There is still some need for action when it comes to IFRS 16. This is evident from the fact alone that the German Financial Reporting Enforcement Panel (DPR) has expressly stated that it will pay particular attention in special audits in 2018 to new International Financial Reporting Standards (IFRSs). And this is despite of the fact that the subject was already on their agenda in 2017. Time is growing short for capital market-oriented companies – especially those listed on a stock exchange – whose accounts are prepared in line with the international accounting principles issued by the International Accounting Standards Board (IASB). In specific terms, companies involved in retail, logistics, transportation or telecommunications are particularly affected, as are hotels and banks. These types of companies tend to have buildings or other high-value assets that they rent out or lease to third parties. Up to now, these have generally been shown as operating leases in the notes to the accounts rather than in the balance sheet.
IFRS 16: not just a finance matter but a real estate matter as well
Thomas Häusser, Partner at Drees & Sommer SE, explains the practical challenges facing companies affected by the changes: ‘IFRS 16 isn’t just a matter for the Finance department – it’s a matter for the Real Estate department as well. However, Finance department colleagues often take on real-estate-related tasks that are outside their area of expertise. In some cases, this may be due to the fact that no centralized real estate management function exists, or that the necessary budget hasn’t been provided for such a function’.
Veronika Deuser, a Project Partner at Drees & Sommer SE, has inter alia provided assistance to a company listed on Germany’s MDAX index in setting up a professional real estate management function. As she put it: ‘Dealing with IFRS 16 requires a tremendous amount of time and effort.
In many companies it is often the case that nobody knows which properties throughout the world they actually have on their books.
Lists of rental agreements have to be laboriously compiled by local offices on site. Often it is not clear where contracts are stored or if they exist at all. Any changes to reported book value, whether in respect of new rental agreements or changes to existing rental agreements, also have to be reported. This means that companies have to have efficient and effective processes in place to ensure all changes can be regularly documented and reported both now and in the future.

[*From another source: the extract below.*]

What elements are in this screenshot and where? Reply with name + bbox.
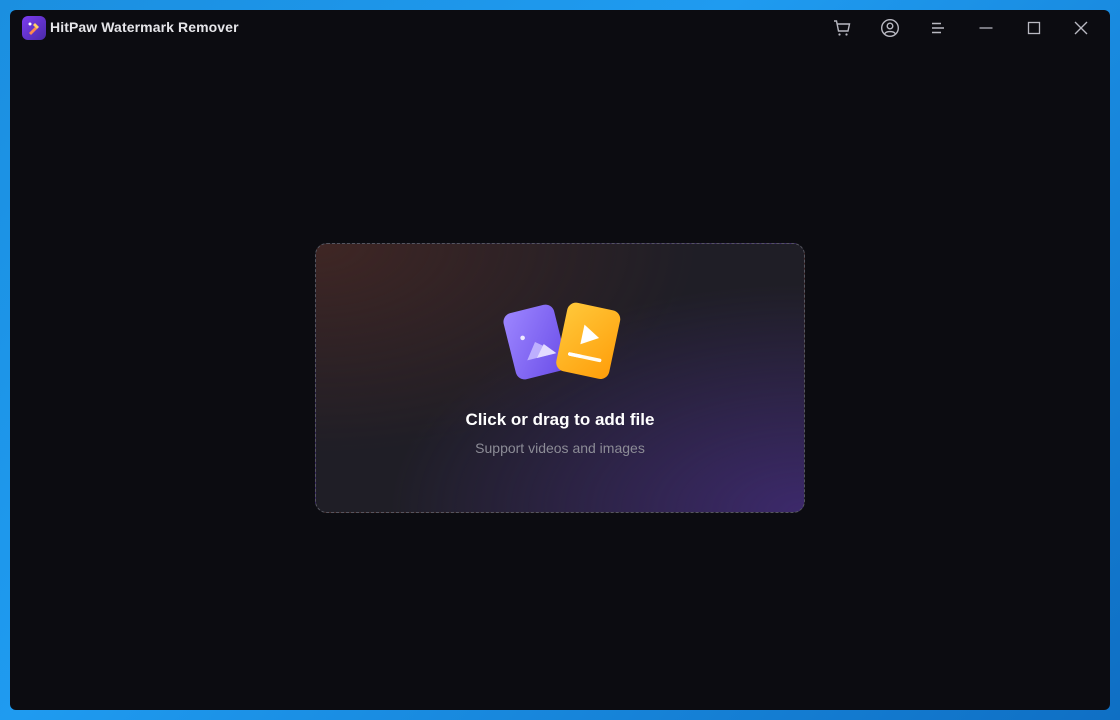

An end to balance sheet cosmetics
Under IFRS 16, leaseholders (e.g. property tenants) will be obliged to disclose rights of use and attributable liabilities from 2019 onwards. Rental agreements will therefore be seen as a form of credit finance. This means that rental agreements will be shown as assets on the asset side of the balance sheet and also as payment obligations (in the form of liabilities) on the liability side of the balance sheet. Compared to the previously applicable accounting principle (IAS 17), there are very few exceptions to this. For example, agreements with a term of less than twelve months do not need to be recognized. Low-value assets are also excluded.
However, this does not mean that the consequences of IFRS 16 are merely longer balance sheets. The standard also has an impact on the profit and loss account, and on the determination of important indicators such as equity ratio, debt ratio, return on assets, EBIT and EBITDA. In turn, this can negatively impact the credit score or rating. ‘If they haven’t done so already, companies affected by these changes should prepare for the introduction of the new standard and see it as an opportunity. Because the requirements heralded by IFRS 16 provide a unique opportunity for the real estate management functions of many corporates not only to create transparency but also to gear themselves up to a new level,’ said Veronica Deuser.